In fact, there’s no payoff whatsoever, because there’s NO ENDING. Presumably, the production ran out of money, because the movie. Just. Stops. That’s probably for the best, though, since there was little hope the film would improve enough during its climactic moments to make it worthwhile.

If you’ve seen any psycho stalker movie of this ilk, you know how this one plays out. A seemingly kind, innocent individual — in this case, a next door neighbor named Fred (Revon Yousif) — enters the life of our protagonist, Lisa (Ashlee McLemore, from The Ghost of Saint Aubin). He runs into her “coincidentally” several times, slowly infiltrating her life while secretly committing nefarious acts to break down her will and her ties with others: making harassing calls, setting up hidden video cameras in her apartment and ultimately, attacking her boyfriend (a temperamental lout who never does anything worthy of her devotion) and anyone who looks at her sideways.

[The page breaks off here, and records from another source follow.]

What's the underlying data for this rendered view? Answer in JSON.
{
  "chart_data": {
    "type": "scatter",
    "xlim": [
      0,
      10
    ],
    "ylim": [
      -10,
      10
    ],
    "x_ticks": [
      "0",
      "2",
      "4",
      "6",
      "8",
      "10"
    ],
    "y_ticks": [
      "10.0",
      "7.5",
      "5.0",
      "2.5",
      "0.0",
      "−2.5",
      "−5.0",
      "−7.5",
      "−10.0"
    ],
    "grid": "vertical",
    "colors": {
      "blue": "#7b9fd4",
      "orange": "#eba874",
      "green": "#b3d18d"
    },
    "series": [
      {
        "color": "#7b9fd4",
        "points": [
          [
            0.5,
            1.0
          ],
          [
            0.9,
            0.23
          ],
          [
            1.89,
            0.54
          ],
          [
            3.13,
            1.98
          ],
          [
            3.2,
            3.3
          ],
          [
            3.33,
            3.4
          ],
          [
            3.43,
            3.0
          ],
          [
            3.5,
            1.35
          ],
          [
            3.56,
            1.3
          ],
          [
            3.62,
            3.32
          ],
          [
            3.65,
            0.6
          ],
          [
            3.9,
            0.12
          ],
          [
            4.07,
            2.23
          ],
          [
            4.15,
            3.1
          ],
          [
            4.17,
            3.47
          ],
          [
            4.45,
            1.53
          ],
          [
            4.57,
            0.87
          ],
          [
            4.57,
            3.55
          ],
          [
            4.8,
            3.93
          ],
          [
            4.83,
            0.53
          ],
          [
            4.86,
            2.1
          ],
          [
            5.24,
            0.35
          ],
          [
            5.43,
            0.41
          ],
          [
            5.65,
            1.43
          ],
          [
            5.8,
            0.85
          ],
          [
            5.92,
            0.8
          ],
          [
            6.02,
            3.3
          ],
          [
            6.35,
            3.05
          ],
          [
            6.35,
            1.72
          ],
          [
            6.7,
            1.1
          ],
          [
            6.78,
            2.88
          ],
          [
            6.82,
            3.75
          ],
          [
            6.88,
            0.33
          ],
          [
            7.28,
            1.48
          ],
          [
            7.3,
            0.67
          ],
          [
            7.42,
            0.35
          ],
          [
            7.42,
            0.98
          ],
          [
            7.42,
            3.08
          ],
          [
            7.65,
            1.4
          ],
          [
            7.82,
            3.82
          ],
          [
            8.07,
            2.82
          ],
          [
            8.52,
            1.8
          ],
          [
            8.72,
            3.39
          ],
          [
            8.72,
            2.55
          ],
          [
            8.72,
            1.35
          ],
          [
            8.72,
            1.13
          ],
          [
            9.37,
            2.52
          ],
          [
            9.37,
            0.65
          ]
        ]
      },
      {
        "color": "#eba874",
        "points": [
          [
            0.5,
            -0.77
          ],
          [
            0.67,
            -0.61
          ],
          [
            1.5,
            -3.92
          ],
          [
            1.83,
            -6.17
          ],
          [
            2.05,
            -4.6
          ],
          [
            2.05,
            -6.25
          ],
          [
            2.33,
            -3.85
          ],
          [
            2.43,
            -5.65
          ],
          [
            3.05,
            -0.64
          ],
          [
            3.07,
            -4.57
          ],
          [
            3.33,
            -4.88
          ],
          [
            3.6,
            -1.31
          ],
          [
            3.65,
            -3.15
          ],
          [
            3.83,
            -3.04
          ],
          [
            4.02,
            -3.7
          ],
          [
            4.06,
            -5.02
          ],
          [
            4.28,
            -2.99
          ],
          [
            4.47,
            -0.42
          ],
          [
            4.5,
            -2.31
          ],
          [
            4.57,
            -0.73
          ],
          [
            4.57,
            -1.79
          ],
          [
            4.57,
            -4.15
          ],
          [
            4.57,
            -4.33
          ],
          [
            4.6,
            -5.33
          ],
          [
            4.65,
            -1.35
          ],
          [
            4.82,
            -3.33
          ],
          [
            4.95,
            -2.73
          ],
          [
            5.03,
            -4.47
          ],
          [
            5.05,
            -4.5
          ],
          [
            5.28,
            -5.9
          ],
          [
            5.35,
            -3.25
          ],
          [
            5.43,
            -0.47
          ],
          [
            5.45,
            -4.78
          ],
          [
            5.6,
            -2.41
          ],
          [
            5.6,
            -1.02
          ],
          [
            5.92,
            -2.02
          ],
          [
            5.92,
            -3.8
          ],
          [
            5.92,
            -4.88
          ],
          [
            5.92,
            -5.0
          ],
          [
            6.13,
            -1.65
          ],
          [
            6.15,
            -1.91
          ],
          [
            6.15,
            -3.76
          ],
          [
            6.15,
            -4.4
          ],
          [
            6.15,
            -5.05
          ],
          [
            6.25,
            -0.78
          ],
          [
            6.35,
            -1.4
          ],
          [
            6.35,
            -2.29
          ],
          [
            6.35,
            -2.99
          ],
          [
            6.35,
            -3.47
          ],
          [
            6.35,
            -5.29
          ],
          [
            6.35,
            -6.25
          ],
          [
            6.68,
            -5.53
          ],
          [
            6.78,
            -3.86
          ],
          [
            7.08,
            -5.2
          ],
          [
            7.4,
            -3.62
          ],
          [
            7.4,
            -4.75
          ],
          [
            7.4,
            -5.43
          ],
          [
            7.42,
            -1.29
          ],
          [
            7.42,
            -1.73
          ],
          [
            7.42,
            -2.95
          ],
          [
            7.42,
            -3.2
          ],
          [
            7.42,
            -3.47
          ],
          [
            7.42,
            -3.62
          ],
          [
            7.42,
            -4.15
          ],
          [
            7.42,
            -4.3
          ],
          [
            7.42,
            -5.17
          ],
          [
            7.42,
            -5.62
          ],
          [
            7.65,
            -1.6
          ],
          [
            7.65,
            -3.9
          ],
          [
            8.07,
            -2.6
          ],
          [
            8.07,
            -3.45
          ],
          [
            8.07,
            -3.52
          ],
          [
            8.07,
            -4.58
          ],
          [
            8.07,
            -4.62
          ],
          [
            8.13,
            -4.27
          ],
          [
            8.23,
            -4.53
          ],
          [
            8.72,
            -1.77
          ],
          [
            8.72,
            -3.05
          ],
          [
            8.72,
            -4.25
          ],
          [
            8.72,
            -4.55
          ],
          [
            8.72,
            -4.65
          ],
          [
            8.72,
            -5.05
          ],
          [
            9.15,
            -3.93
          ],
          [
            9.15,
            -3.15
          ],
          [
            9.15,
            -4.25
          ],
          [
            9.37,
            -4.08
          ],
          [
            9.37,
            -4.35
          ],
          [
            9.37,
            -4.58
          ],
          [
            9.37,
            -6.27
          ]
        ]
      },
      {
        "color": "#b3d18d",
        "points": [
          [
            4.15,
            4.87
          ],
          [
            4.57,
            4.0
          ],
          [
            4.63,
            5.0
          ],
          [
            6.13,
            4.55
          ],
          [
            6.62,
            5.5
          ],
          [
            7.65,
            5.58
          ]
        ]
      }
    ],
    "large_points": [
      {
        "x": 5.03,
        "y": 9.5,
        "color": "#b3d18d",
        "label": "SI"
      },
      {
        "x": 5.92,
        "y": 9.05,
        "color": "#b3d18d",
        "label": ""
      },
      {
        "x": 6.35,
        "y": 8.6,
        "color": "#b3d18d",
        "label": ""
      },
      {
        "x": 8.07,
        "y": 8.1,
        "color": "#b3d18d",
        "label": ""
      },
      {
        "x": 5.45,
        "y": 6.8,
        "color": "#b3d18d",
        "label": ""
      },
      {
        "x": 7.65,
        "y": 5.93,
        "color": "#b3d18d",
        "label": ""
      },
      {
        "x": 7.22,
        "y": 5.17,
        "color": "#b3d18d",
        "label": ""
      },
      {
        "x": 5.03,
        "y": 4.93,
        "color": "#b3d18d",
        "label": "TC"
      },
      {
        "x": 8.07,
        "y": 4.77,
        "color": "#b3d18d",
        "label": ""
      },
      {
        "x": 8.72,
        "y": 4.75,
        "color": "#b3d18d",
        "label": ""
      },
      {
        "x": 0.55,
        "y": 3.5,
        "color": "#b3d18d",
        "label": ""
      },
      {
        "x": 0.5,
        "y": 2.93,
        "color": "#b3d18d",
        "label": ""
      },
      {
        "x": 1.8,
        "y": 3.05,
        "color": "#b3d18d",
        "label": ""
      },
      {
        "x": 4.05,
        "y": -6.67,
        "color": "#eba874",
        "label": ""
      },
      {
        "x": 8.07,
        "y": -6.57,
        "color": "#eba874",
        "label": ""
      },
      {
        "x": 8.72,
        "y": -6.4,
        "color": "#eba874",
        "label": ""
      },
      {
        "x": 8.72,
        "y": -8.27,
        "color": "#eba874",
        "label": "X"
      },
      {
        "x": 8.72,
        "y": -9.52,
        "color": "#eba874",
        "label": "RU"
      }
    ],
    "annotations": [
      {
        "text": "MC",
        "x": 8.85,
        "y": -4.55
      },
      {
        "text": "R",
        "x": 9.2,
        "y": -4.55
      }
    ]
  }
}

This sort of film can be a guilty pleasure, but My Boo can be deemed enjoyable only on a “so bad it’s good” level, as it suffers from the typical shortcomings of micro-budget fare: a cliché-ridden script, amateurish acting, poor sound, drab dialogue and inept action sequences (in one stabbing scene, the attacker looks like he’s buttering bread).

One particular quirk makes it strangely watchable in a train-wreck, drinking game sort of way, though: there must be a DOZEN scenes (I lost count around eight) comprised of people talking on the phone. JUST TALKING ON THE PHONE. Seriously, I had to look to see if the words “sponsored by Sprint” appeared in the credits. And if that’s not ridiculous enough, the disembodied voices on the other end of the line are clearly the muffled voices of someone speaking off camera from across the room.

Still, it’s nice to see a genre film directed by a black woman (Erica D. Hayes), but it would’ve been nicer if casting hadn’t reinforced the tired hierarchy of the light-skinned “good girl” lead and dark-skinned, brash, hyper-sexual sidekick — named Strawberry (Eboni Deberry), for goodness’ sake.

My Boo, AKA My Phone:

A scene from the horror movie My Boo
“I can’t talk right now; someone’s watching me on the phone.”
A scene from the horror movie My Boo
“It’s so weird; I feel like someone’s still watching me on the phone.”
A scene from the horror movie My Boo
“Seriously, I feel like I’m being watched. Good thing I have my phone!”
A scene from the horror movie My Boo
“I’m so glad I put in those cameras so I can watch her on the phone…”
A scene from the horror movie My Boo
“You might have your finger on the camera lens, but I have my finger on my phone.”
A scene from the horror movie My Boo
“Can I take my phone in the shower? I wouldn’t want to be without my phone.”
A scene from the horror movie My Boo
“What IS this thing? Oh yeah, it’s my phone.”
A scene from the horror movie My Boo
“I can’t talk right now; she’s all pissy because I’m on her phone.”
A scene from the horror movie My Boo
“Are you sure? How else am I supposed to clean my phone?!?”
A scene from the horror movie My Boo
“My hand gets terrible reception. Where’s my phone?!?!”
A scene from the horror movie My Boo
“This guy’s so PHONE-y. He’s not like you, phone.”
A scene from the horror movie My Boo
“Oooh, you’re a kinky one, phone…”
A scene from the horror movie My Boo
“I don’t understand, phone. What did I do wrong? Is it because I use the word ‘phone’ too much, phone? Phone?”
A scene from the horror movie My Boo
“PHONE??? PHHHHHHHHHHOOOOOOOOOONNNNNNNNNE!!!”
A scene from the horror movie My Boo
“All work and not play makes phone phone phone phone phone phone phone phone phone phone phone phone phone…”
A scene from the horror movie My Boo
“Yeah, I’m so glad you got rid of her so we could have some time together, phone. You know what time it is…because you have a built-in clock and stuff.”